The present invention relates to mechanical engineering, particularly, to designing engines, and more particularly, to a method for operating supersonic power plants for aircraft.
A method of operating a supersonic jet power plant, including dynamically compressing air in an inlet, feeding the pressurized air into a combustor, promoting turbulence in and adding heat to the air, and expanding combustion products in a jet nozzle is known in the prior art.

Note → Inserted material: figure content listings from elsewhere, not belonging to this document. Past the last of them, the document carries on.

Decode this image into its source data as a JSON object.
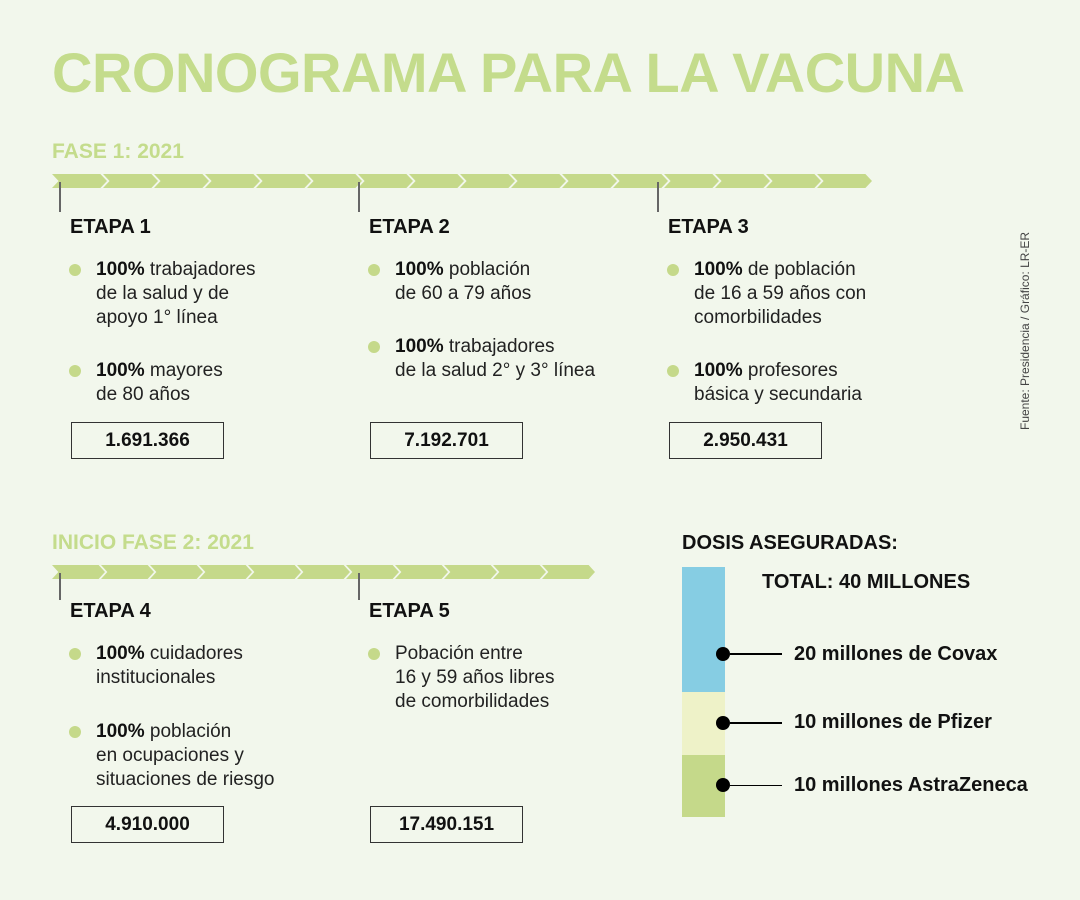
{
  "title": "CRONOGRAMA PARA LA VACUNA",
  "source": "Fuente: Presidencia  / Gráfico: LR-ER",
  "phase1": {
    "label": "FASE 1: 2021",
    "etapas": [
      {
        "label": "ETAPA 1",
        "items": [
          {
            "bold": "100%",
            "text": " trabajadores\nde la salud y de\napoyo 1° línea"
          },
          {
            "bold": "100%",
            "text": " mayores\nde 80 años"
          }
        ],
        "total": "1.691.366"
      },
      {
        "label": "ETAPA 2",
        "items": [
          {
            "bold": "100%",
            "text": " población\nde 60 a 79 años"
          },
          {
            "bold": "100%",
            "text": " trabajadores\nde la salud 2° y 3° línea"
          }
        ],
        "total": "7.192.701"
      },
      {
        "label": "ETAPA 3",
        "items": [
          {
            "bold": "100%",
            "text": " de población\nde 16 a 59 años con\ncomorbilidades"
          },
          {
            "bold": "100%",
            "text": " profesores\nbásica y secundaria"
          }
        ],
        "total": "2.950.431"
      }
    ]
  },
  "phase2": {
    "label": "INICIO FASE 2: 2021",
    "etapas": [
      {
        "label": "ETAPA 4",
        "items": [
          {
            "bold": "100%",
            "text": " cuidadores\ninstitucionales"
          },
          {
            "bold": "100%",
            "text": " población\nen ocupaciones y\nsituaciones de riesgo"
          }
        ],
        "total": "4.910.000"
      },
      {
        "label": "ETAPA 5",
        "items": [
          {
            "bold": "",
            "text": "Pobación entre\n16 y 59 años libres\nde comorbilidades"
          }
        ],
        "total": "17.490.151"
      }
    ]
  },
  "dosis": {
    "heading": "DOSIS ASEGURADAS:",
    "total": "TOTAL: 40 MILLONES",
    "total_millions": 40,
    "segments": [
      {
        "label": "20 millones de Covax",
        "millions": 20,
        "color": "#86cde3"
      },
      {
        "label": "10 millones de Pfizer",
        "millions": 10,
        "color": "#eef2c8"
      },
      {
        "label": "10 millones AstraZeneca",
        "millions": 10,
        "color": "#c5d98a"
      }
    ]
  },
  "colors": {
    "background": "#f2f7ec",
    "accent_green": "#c5d98a",
    "title_green": "#c4dc8c"
  }
}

See Inozemtsev N.V., Aircraft Gas Turbine Engines, Moscow, State Publishing House of Defense Industry, 1949, page 50.
The problems with the prior art method of operating a ramjet engine include its low efficiency at subsonic flight speeds, insufficient dynamics of the flight speed modulation and considerable hydraulic-pressure losses caused by great extension of the engine.
Another conventional method of operating a supersonic jet power plant comprising a turbojet, includes dynamically compressing air in an inlet, boosting the total air by a compressor which is rotationally driven by the engine, feeding the pressurized air into a combustion chamber and adding heat to the air, and expanding combustion products in the driving engine and a jet nozzle (Inozemtsev N.V. Aircraft Gas Turbine Engines, Moscow, State Publishing House of Defense Industry, 194, page 55).
Disadvantages of the prior art method include low efficiency of the power plant at Mach numbers under 1 and above 3 and insufficient dynamics when it is required to change drastically the flight speed.
Also known is a method of operating a supersonic hybrid jet power plant comprising a ducted turbojet and a ramjet, including dynamically compressing air in an inlet, boosting the air by a fan which is rotationally driven by an engine, feeding the pressurized air into a combustor, providing turbulence in and adding heat to the air, and expanding combustion products in a jet nozzle, wherein a portion of the pressurized air is fed to an intake manifold of the driving engine (Kurziner R.I. Jet Engines for High Supersonic Flight Speeds, Moscow, Mashinostroyenie, 1977, page 141).
The above referenced most pertinent prior art suffers low efficiency of the power plant at subsonic flight speeds, caused by inferior turbogenerator efficiency, and low dynamics of a vehicle both at subsonic and supersonic flight speeds.
It is an object of the present invention to improve efficiency of both a power plant and an aircraft, and to provide superior vehicle dynamics, thereby enhancing the aircraft reliability and flight safety.
The above object is attained in a method of operating a supersonic hybrid jet power plant, including dynamically compressing air in an inlet, boosting the air by a fan which is rotationally driven by an engine equipped with an intake manifold, feeding the pressurized air into a combustor, promoting turbulence in and supplying heat to the air, and expanding combustion products in a jet nozzle, a portion of the pressurized air being fed to the intake manifold of the driving engine, wherein the driving engine is a reciprocating two-stroke engine, a power supplied to the fan being reduced at supersonic flight regime, while maintaining the fan pressure ratio close to one.
To achieve the object of the invention, the heat addition to the pressurized air in the combustor is cut-off at subsonic flight regime.
The turbulence may be promoted in the pressurized air by the fan, turbulence conditions being varied by adjusting the rotation speed of the fan.
Alternatively, the turbulence may be promoted in the pressurized air by straightener blades of the fan, turbulence conditions being varied by adjusting an incidence angle of the straightener blades.
The power supplied to the fan may be reduced by throttling the intake manifold of the engine.
The drawing presents a schematic diagram of a power plant for implementing the method in accordance with the invention.